David Green

David Green (Books) is the imprint under which I publish booklets of my own poems, or did. The 'Collected Poems' are now available as a pdf. The website is now what it has become. It keeps me out of more trouble than it gets me into. I hope you find at least some of it worthwhile.

Sunday 13 November 2016

Helen Farish - The Dog of Memory

Helen Farish, The Dog of Memory (Bloodaxe)
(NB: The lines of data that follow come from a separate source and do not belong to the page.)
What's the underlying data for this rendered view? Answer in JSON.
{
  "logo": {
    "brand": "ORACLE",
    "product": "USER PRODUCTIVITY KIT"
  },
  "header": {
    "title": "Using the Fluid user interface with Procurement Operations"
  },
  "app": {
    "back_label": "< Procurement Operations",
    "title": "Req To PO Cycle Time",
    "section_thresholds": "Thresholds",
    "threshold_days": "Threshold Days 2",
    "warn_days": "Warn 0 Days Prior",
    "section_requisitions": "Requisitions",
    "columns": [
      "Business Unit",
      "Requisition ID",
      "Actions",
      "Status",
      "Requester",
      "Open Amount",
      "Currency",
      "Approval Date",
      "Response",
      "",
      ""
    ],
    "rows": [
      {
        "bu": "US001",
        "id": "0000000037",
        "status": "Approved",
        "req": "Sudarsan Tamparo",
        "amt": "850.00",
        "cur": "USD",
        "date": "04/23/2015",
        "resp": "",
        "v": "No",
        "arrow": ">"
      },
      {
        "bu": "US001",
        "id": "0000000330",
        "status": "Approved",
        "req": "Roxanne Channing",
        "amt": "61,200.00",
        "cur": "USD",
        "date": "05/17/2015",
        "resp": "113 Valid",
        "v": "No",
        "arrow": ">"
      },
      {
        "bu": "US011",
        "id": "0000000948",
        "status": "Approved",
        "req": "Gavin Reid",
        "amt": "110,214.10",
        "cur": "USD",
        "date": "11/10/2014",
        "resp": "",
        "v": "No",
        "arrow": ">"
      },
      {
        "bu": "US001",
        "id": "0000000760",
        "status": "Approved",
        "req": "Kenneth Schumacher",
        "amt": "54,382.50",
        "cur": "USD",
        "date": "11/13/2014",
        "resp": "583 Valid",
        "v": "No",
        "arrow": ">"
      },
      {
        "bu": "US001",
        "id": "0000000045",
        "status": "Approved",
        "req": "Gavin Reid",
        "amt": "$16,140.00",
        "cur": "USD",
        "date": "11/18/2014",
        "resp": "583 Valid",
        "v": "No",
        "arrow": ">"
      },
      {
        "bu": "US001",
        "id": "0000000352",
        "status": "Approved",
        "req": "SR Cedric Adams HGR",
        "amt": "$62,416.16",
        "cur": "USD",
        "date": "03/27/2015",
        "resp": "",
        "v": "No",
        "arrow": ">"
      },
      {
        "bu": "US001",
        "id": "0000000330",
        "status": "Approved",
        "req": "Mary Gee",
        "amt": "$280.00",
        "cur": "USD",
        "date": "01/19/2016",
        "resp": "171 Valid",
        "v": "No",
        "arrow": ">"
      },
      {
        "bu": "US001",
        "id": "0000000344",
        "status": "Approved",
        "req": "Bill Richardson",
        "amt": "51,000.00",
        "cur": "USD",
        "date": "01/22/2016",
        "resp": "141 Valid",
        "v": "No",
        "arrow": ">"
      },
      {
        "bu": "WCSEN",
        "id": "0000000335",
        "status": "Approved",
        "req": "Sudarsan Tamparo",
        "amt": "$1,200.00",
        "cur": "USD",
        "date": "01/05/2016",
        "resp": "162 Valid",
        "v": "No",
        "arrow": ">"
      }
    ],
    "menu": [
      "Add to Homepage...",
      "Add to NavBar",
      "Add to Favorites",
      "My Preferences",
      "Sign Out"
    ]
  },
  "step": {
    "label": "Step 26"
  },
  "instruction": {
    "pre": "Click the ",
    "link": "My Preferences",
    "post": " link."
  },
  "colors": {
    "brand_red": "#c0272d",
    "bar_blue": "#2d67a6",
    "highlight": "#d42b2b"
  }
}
I realize that I've been lured in by a marketing ploy. I've bought the album on the strength of the single, like I did with the Orange Juice album on the evidence of Rip It Up or like those thousands who bought a hip-hop album about gang warfare on the basis of Killing Me Softly and found themselves with a Fugees CD they didn't like.
Pastoral is a tremendous poem, its terza rima redolent of summer in a lost England, tactile but supremely confident and adept in its own chosen discipline and a compact store house of vivid images and phrases that provide more than many an average book of poems might in its entirety.
I said if Helen Farish's next book is full of poems like this then I will be first in the queue for it. And then I was looking through the almost infinite mentions of prizes, competitions, slams, poets-in-residence and general poetry activity in Poetry News that somebody kindly passed on to me and there it was, a new book by Helen Farish.
Of course not all the poems in it are as glorious as Pastoral. There is not a poet alive that can maintain quite such a standard of masterpieces throughout a whole book and there's not many dead, either. There is, however, a poem called Allington Cross, that brilliantly associates the moment of

                  the pause of a church bell suspended
rim-up after its stroke, mouth open 

with that endlessly possible feeling of a poised summer's day caught quietly and restfully expanding into eternity.
Pastoral does a similar thing but the other way round, accumulating detail of the 'coppery evening, the mayor having dined', 'church towers whose flocks/ of pigeons grow sleepy', and the bee that sashays through town; and the meads; and Allhallowtide. I don't believe for one minute that a poem like this came as naturally as the leaf to a tree but sometimes hard work is worth it and the prosody, the considered rhythm, pace and elucidation of this and many other poems in the book, don't look like the unnatural product of a workshop, too much time spent adjusting or anything too overwrought. It is a 'considered utterance' and is there for the reader to enjoy the measured consideration that the poet has put into it. Poems that achieve such difficult ambitions quite so well don't turn up very often.
Rain, always evocative for the poet, recurs as a motif throughout the collection, as do memories of childhood, Cumbrian roots and a sense of gratitude. The bus to Oualidia is a moving in memoriam with its

  bus that never rusts,
I flag it down still, saving you a place

There is much else to admire in Daughters of a suicide, Tea-time at my aunt's and elsewhere but I have reservations about the poems predicated on other books, mainly C19th literature- Jane Austen, the Brontes, Hardy, Wordsworth, there are several of them - I'm not convinced they do much more than demonstrate that Helen has read those canonical titles and successfully empathized with the characters in them. But one would be doing well to find any book that one approved of entirely with the need to make a collection 'full length', the urge of poets to write poems and the industry demanding more 'product' from such over-worked, sensitive souls.
I'm glad of having been sold such a book on the speculative taster of the best poem to appear in the TLS in the last six months. I'd have been sorry to have missed it. It belongs in any anthology that claims to represent what is still worthwhile about poetry and still being written. Such things make the whole enterprise something to keep investing in.